En 1936, le prix fut décerné au poète Pierre Albert-Birot ; l’année suivante, ce fut Thyde Monnier qui l’obtint pour La rue Courte, en 1938 Kléber Haedens avec L’école des parents, en 1939 Marius Richard et en 1940 André Cayatte avec Le Traquenard… Il n’y eut pas de prix décerné en 1941 et 1945, c’est pourquoi en 1946, trois prix ont été attribués à Jean Louis Curtis, Olivier Séchan et Jean Prugnot.

Olivier Séchan est d’ailleurs aujourd’hui encore membre actif du jury du Prix Cazes, 60 ans après avoir lui-même reçu le Prix pour Les chemins de nulle part.

En quelques années, le prix Cazes est devenu « l’événement littéraire du printemps » (contrairement aux autres grands prix, remis à la rentrée) qui mobilisait le monde littéraire et journalistique parisien.

L’année 1950 devait marquer l’histoire du prix.
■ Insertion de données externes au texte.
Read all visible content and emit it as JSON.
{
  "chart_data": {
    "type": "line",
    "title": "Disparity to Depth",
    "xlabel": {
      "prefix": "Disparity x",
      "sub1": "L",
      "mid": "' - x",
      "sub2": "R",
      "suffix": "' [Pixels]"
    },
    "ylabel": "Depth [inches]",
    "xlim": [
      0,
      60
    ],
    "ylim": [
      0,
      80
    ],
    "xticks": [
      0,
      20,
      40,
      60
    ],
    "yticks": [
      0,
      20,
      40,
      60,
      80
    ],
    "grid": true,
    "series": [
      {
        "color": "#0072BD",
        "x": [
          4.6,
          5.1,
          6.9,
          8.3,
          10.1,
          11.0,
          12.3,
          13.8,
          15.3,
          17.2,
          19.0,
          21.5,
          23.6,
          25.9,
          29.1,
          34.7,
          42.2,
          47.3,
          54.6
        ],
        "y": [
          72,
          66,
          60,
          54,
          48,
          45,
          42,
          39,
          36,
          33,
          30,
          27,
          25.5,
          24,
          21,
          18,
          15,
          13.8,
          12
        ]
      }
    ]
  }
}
En effet, cette année là, Marcelin Cazes décida de décerner le prix qui porte son nom dans sa maison natale de Laguiole. Il organisa pour cela un voyage en car au départ de Saint Germain des Prés, le 24 mai 1950, avec à son bord 35 journalistes, courriéristes, membres du jury et amis. Un périple, sûrement plus gastronomique que littéraire, qui dura 5 jours et couronna de lauréat Marcel Schneider pour son roman le Chasseur vert.

Depuis 1950, le prix Cazes, toujours décerné chaque année au mois de mars, a couronné le talent de nombreux auteurs pour leurs romans, essais, biographies, mémoires ou recueils de nouvelles : de Solange Fasquelle (1961) à Jean Claude Lamy (2003), en passant par Michel de Grèce (1970), José-Luis de Villalonga (1971), François de Closet (1974), Cavanna (1979), Olivier Todd (1981), Edgar Faure (1983), Jean Paul Aron (1985), Jean Marin (1995), Jean-Paul Enthoven (1997), Clémence de Bieville (1998), Shan Sa (2001), Gérard de Cortanze (2002), Béatrice Commengé ou Georges Suffert (2004) pour ne citer qu’eux…

En 2005, le prix Cazes a été décerné à Françoise Hamel pour son roman Fille de France.

Le jury est du prix Cazes est composé de :

Mme Solange FASQUELLE (Présidente)

Mme Dominique BONA

Mme Christine JORDIS

Mr André BOURIN

Mr Georges-Emmanuel CLANCIER

Mr Claude Michel CLUNY

Mr Gérard de CORTANZE

Mr Guy DUPRE

Mr Franz-Olivier GIESBERT

Mr Claude MOURTHE

Mr Eric ROUSSEL

Mr Joël SCHMIDT (Secrétaire)

Mr Olivier SECHAN

Le lauréat se verra remettre une récompense de 4000 euros ainsi qu’une table ouverte à la Brasserie Lipp d’une valeur de 800 euros. Il recevra également un Jéroboam de Champagne Jacquart.